Теперь они стояли друг против друга. Иргушин смотрел на Агеева гневно, сверху, со своего роста. Невысокий Агеев поднял к нему лицо — бледное, лунное, с четкими клоунскими бровями, одна бровь — выше.
— К сожалению, это не ерунда, — быстро сказал Агеев. — Помнишь, я ведь первым за ним нырнул…
— Ну, — кивнул Иргушин. — Тебя едва выволокли, помню.
— А знаешь, почему мне вдруг стало худо?
— Знаю, — кивнул Иргушин. — Хлебнул воды, вот и стало.
Мучительно хотелось сейчас, чтобы этот человек замолчал.
— Нет, — Агеев засмеялся, как всхлипнул. Может быть — всхлипнул, как засмеялся. — Нет, я там увидел его, вот почему…
— Чушь, — сказал Иргушин, помедлив. — Я же сразу после тебя нырял, Костька… Если бы он там был — мы бы нашли…
Оба они сейчас избегали говорить «Олег» или «Миронов», говорили — «его», «он», будто так было легче, абстрактнее, будто это меняло дело.
— Там теченье, — сказал Агеев. — Пока со мной провозились, была задержка. Я тоже потом нырял, ты же помнишь! Но его уже не было. Только — в первый раз.
— Это тебе показалось, — сказал Иргушин сквозь зубы. — Наделал в штаны — и показалось.
— Нет, — сказал Агеев упрямо. — Я его видел.
Сколько раз за эти пять месяцев Агеев сам старался себя убедить, что тогда ему показалось. Даже — убеждал. На час. На день. На неделю. Но, даже убеждая, знал, что лжет сам себе. Потому что чем дальше, тем видел это яснее. Как было.

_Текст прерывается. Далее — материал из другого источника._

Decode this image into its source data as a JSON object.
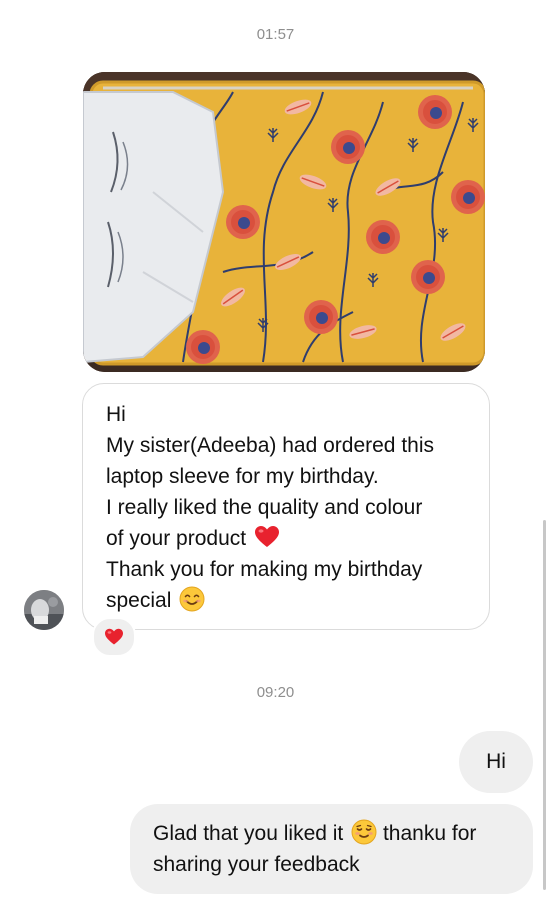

Мгновенный ожог воды, когда он нырнул. Стекленеющая сила воды под руками. Голубоватый, тускло просвечивающий лед прямо над головой. Крыша льда. Взмах руками. Еще. Агеев пошел челноком. Влево. Вправо. Еще правее. Почему-то режет глаза. Агеев зажмурился на секунду. На одну секунду. Еще рывок вправо. Открыл глаза. И впереди, чуть дальше, — не увидел даже, а скорее почувствовал что-то. Какой-то предмет. Так он тогда почему-то подумал, глупо, — мол, длинный предмет. Еще ближе…
Все-таки он его нашел. Миронова. И спасет. Еще один рывок. Так.
Прямо на Агеева — в упор, не мигая, с нечеловеческой пристальностью, неправдоподобно широкие, из кошмаров, из чьих-то кошмарных снов — смотрели сквозь воду глаза Олега…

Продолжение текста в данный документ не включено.